Last week, COVAX reached a milestone of delivering 1 billion COVID-19 vaccine doses.

Speaking at the same event, World Health Organization Director General Tedros Adhanom Ghebreyesus said scaling up the delivery capacity of COVAX is critical to meeting the UN agency's target of vaccinating 70 percent of the population in poorer nations by mid-2022.

France

France registered more than 436,000 new COVID-19 infections on Wednesday, after reporting a record 464,769 new cases on Tuesday, health ministry data showed.

The seven-day moving average of new cases jumped to a new record high of more than 320,000, after breaking 300,000 on Tuesday.

The number of COVID-19 patients in hospital rose by more than 700 again to 27,230, but the number of COVID-19 patients in intensive care fell for the second day in a row and remained well below 4,000.

In this file photo taken on Nov 29, 2021,
passengers walk at the Schiphol airport in the Netherlands. (KENZO TRIBOUILLARD / AFP)

Netherlands 

A vaccine adapted to the Omicron variant of COVID-19 could be available in the Netherlands by the end of April, Dutch Health Minister Ernst Kuipers wrote on Wednesday in a letter to the parliament.

In his letter, Kuipers responded to a question from Democrats 66 Member of Parliament Jan Paternotte regarding whether pharmaceutical companies Pfizer/BioNTech and Moderna are working on an Omicron-adapted vaccine.

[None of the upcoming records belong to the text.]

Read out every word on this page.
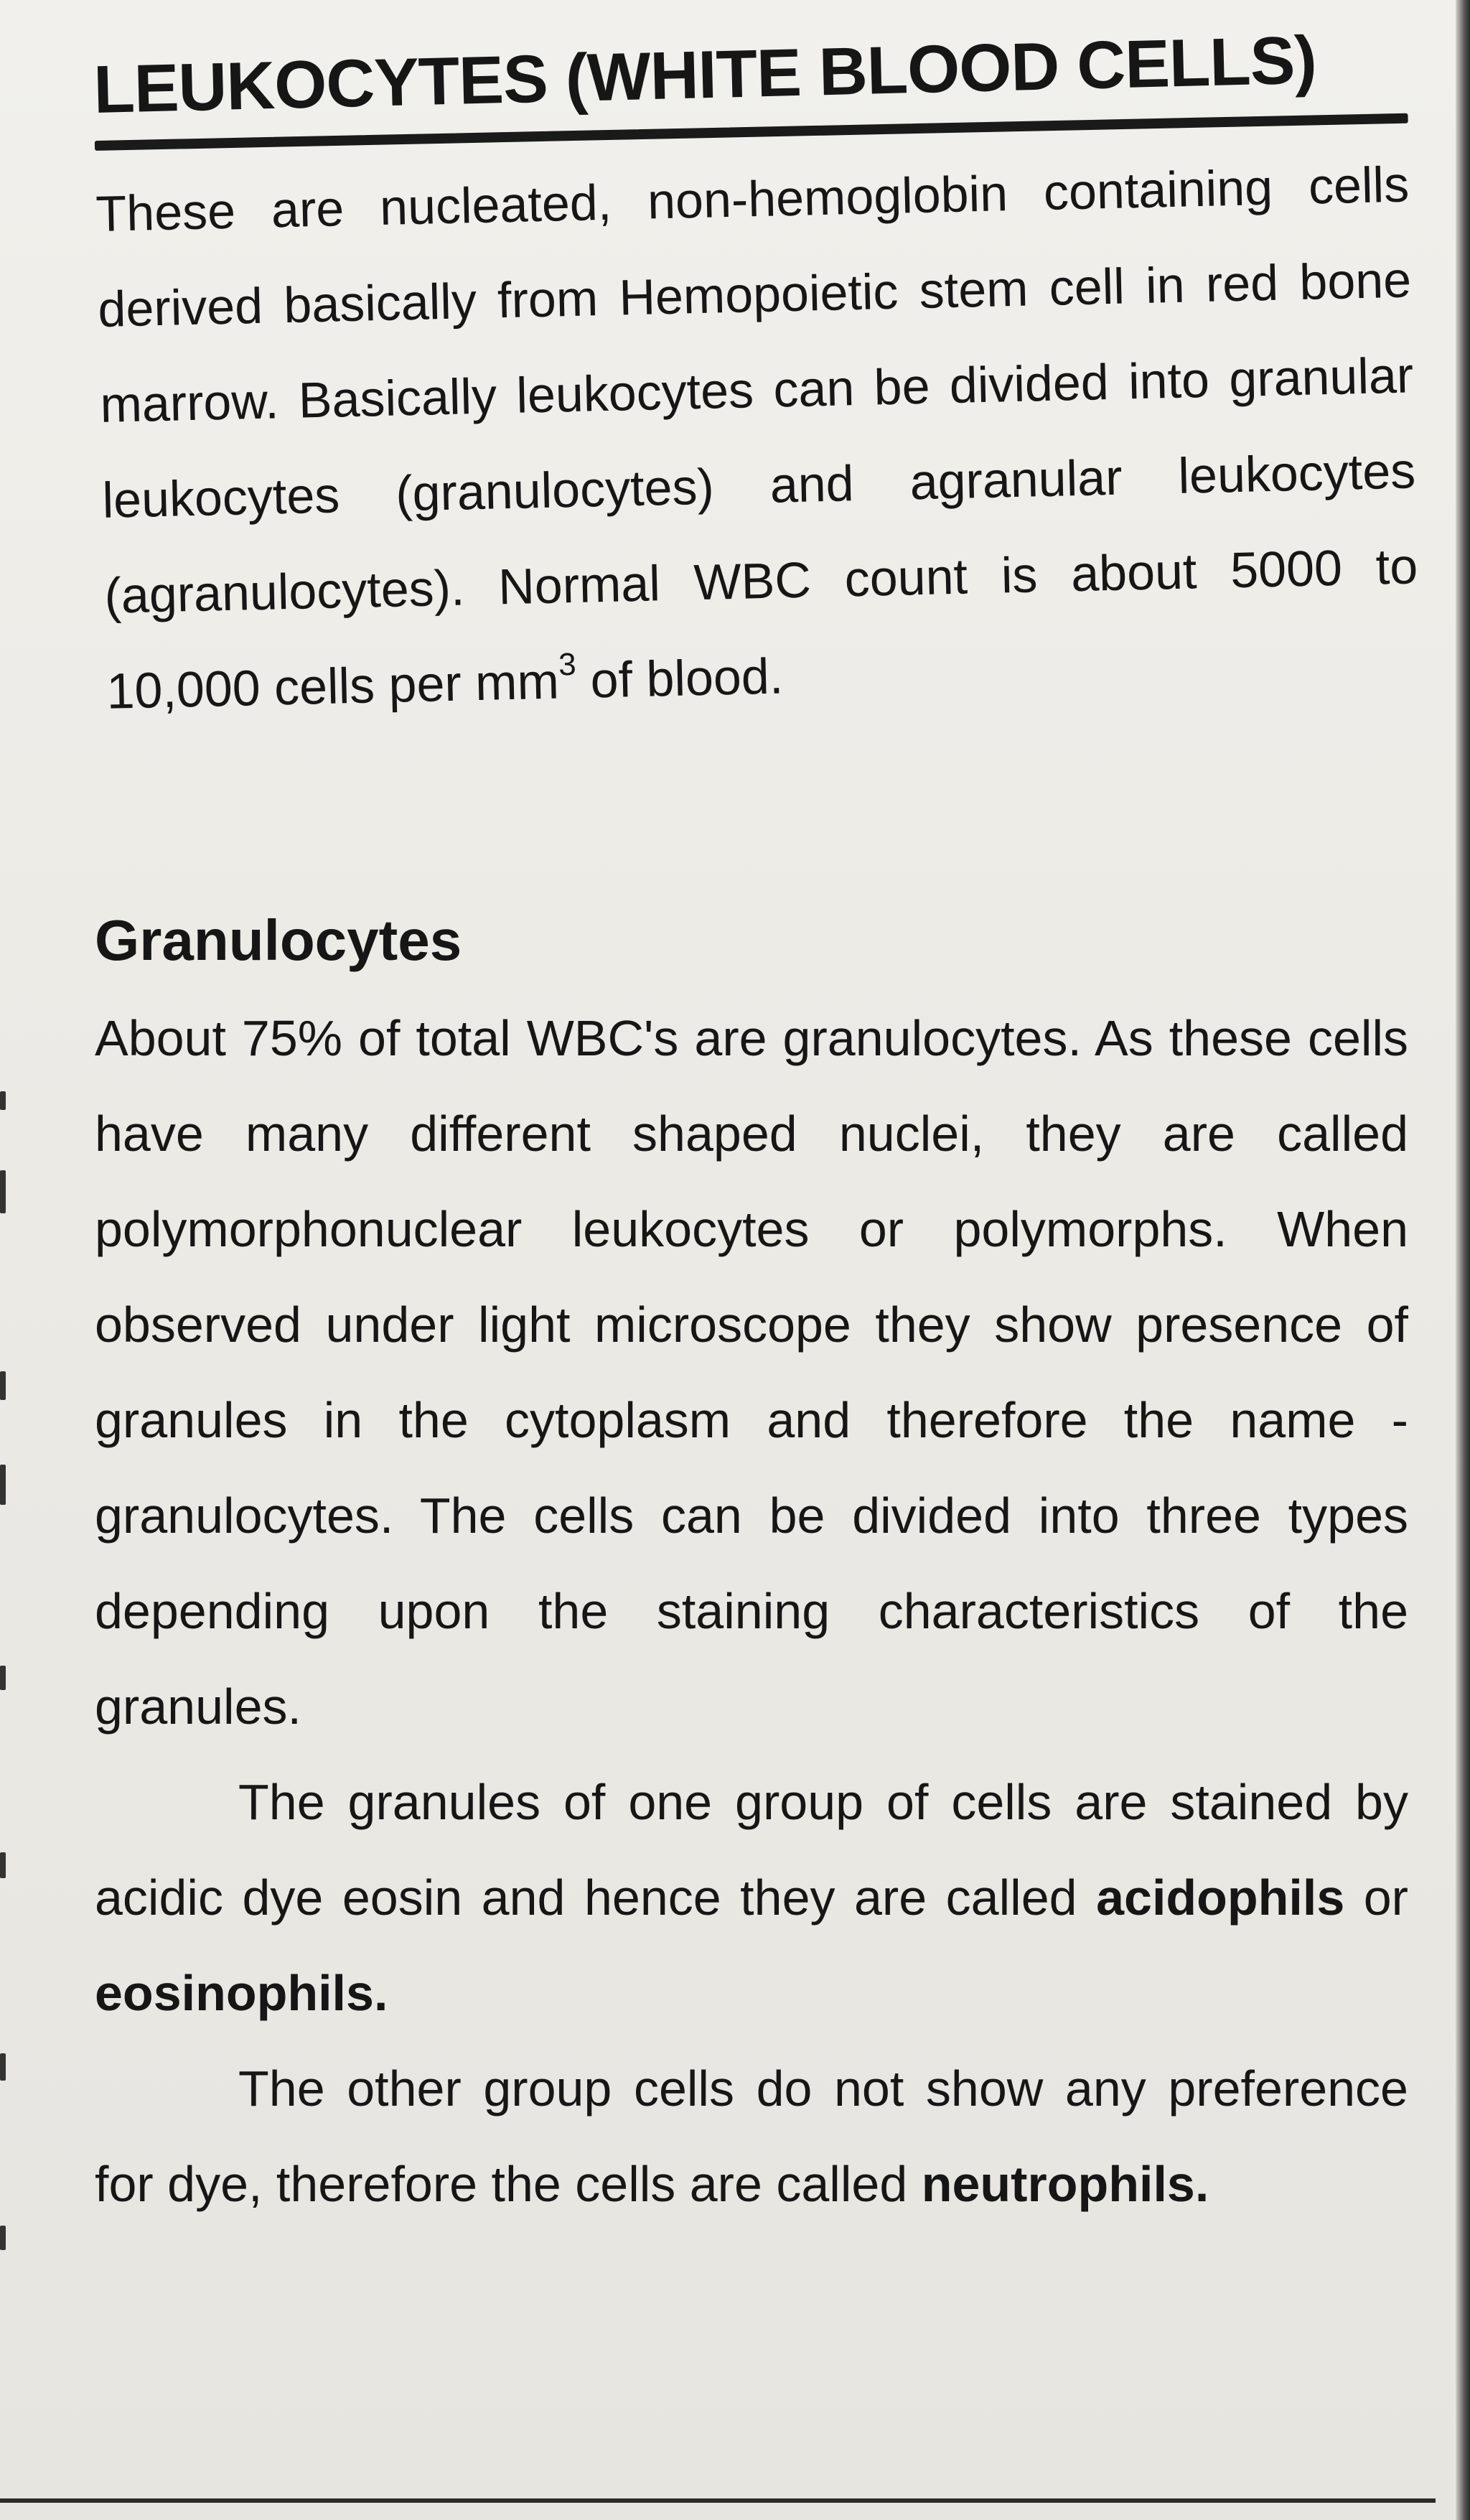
LEUKOCYTES (WHITE BLOOD CELLS)

These are nucleated, non-hemoglobin containing cells derived basically from Hemopoietic stem cell in red bone marrow. Basically leukocytes can be divided into granular leukocytes (granulocytes) and agranular leukocytes (agranulocytes). Normal WBC count is about 5000 to 10,000 cells per $mm^3$ of blood.

Granulocytes

About 75% of total WBC's are granulocytes. As these cells have many different shaped nuclei, they are called polymorphonuclear leukocytes or polymorphs. When observed under light microscope they show presence of granules in the cytoplasm and therefore the name - granulocytes. The cells can be divided into three types depending upon the staining characteristics of the granules.

The granules of one group of cells are stained by acidic dye eosin and hence they are called acidophils or eosinophils.

The other group cells do not show any preference for dye, therefore the cells are called neutrophils.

"Both companies are currently working on such an adaptation," Kuipers wrote. "The creation and approval by the European Medicines Agency of such a modified vaccine takes at least 100 days."

The Dutch government reached a contractual agreement with the pharmaceutical companies that they must make every effort to adapt their vaccines to the situation, if it turns out that current vaccines do not provide sufficient protection against Omicron.

"At the moment we are not sure whether the current vaccines, after a booster, are sufficient to protect against this Omicron variant," Kuipers wrote.

Ukraine

The number of new coronavirus infections in Ukraine has more than doubled over the past three days and reached 18,479 cases as of Jan 20, the country's health ministry said on Thursday.

The ministry reported 12,815 cases on Jan 19 and 8,558 cases on Jan 18.

Ukrainian health authorities said they expected a new wave due to the Omicron coronavirus variant in late January and in February.

Following several periods of strict restrictions, the average daily number of coronavirus cases in Ukraine fell in early January to about 4,000 from more than 10,000 in early December.